すると、あのバリトンが…しまった、爺さんが近くに立っている…。距離、約5メートル…シカトしよう。

爺さんは延々と、何か言っている。

やっぱり誰か連れがいて、会話してるんじゃないのか?

俺は、こっそり視線を爺さんに向けた。

やはり爺さんの近くには、誰もいない。

迷惑な…と思った瞬間、爺さんと目が合った。

慌てて逸らしたが、遅かった。

「あんたは一人モンかね!」

確かに俺は、今日一人で来ていた。

無視無視…。

しかし、爺さんは続ける。

「こんな天涯孤独な人もいるんだねぇ~!」

じゃかあっしゃあ!

俺は確かに未婚だが、彼女もいるし家族もおるわい!

叫びたい気持ちを、必死に堪える。

恥ずかしい…。

幸い、隣に座った女性は下を向いて爺さんを必死にシカトしている。

爺さんの向こうのサラリーマンは、「やかましい」と言わんばかりに爺さんを睨んでいる。

ちょっと安心したが、爺さんの演説は続いた。

「いや~一人は辛いっ!孤独は辛い!人間は、誰かと結婚して幸せな家庭を築くのが一番いい!」

正論だ。

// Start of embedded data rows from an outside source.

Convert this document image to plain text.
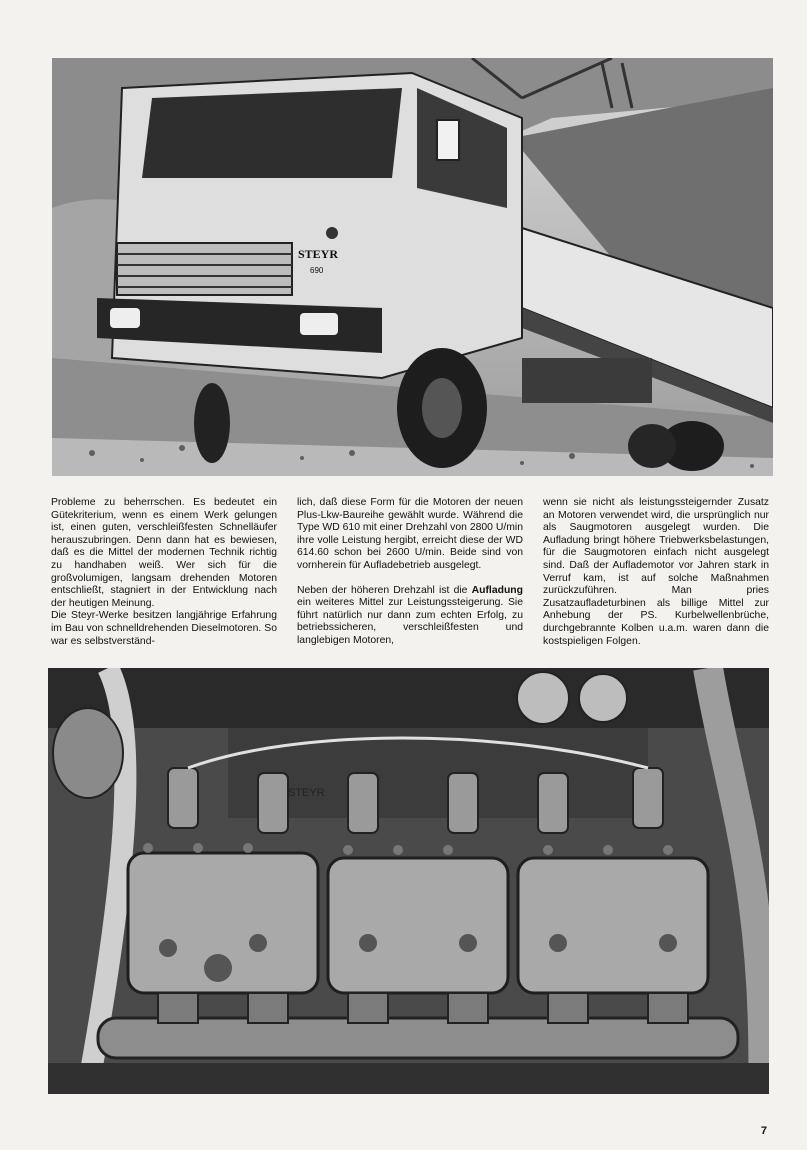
STEYR
690

Probleme zu beherrschen. Es bedeutet ein Gütekriterium, wenn es einem Werk gelungen ist, einen guten, verschleißfesten Schnelläufer herauszubringen. Denn dann hat es bewiesen, daß es die Mittel der modernen Technik richtig zu handhaben weiß. Wer sich für die großvolumigen, langsam drehenden Motoren entschließt, stagniert in der Entwicklung nach der heutigen Meinung.

Die Steyr-Werke besitzen langjährige Erfahrung im Bau von schnelldrehenden Dieselmotoren. So war es selbstverständ-

lich, daß diese Form für die Motoren der neuen Plus-Lkw-Baureihe gewählt wurde. Während die Type WD 610 mit einer Drehzahl von 2800 U/min ihre volle Leistung hergibt, erreicht diese der WD 614.60 schon bei 2600 U/min. Beide sind von vornherein für Aufladebetrieb ausgelegt.

Neben der höheren Drehzahl ist die Aufladung ein weiteres Mittel zur Leistungssteigerung. Sie führt natürlich nur dann zum echten Erfolg, zu betriebssicheren, verschleißfesten und langlebigen Motoren,

wenn sie nicht als leistungssteigernder Zusatz an Motoren verwendet wird, die ursprünglich nur als Saugmotoren ausgelegt wurden. Die Aufladung bringt höhere Triebwerksbelastungen, für die Saugmotoren einfach nicht ausgelegt sind. Daß der Auflademotor vor Jahren stark in Verruf kam, ist auf solche Maßnahmen zurückzuführen. Man pries Zusatzaufladeturbinen als billige Mittel zur Anhebung der PS. Kurbelwellenbrüche, durchgebrannte Kolben u.a.m. waren dann die kostspieligen Folgen.

STEYR
7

でも、あんたに言われたくない。

「そんな天涯孤独なんて寂しい!わしは嫌だ!」

今のあんたは、立派に孤独だ。

「まったく、世の中には哀れな人もいるんだねぇ~!」

…いい加減、口を塞いだろかと思った時、電車が来たので俺は爺さんとは違う車輌に乗った。

あ~終わった…まったく迷惑な爺さんだ…。

そう思ったら、向こうの車輌から背が高く、頭ひとつ抜けた爺さんの後ろ姿が。

と同時に、

「いやぁ~天涯孤独とは!寂しい人も、世の中にはいるんだねぇ~!」

まだ言うか!

結局、爺さんは途中の駅で降りるまで、延々と語っていた。

俺は週末の夕方、二度とM駅を利用することはなかった。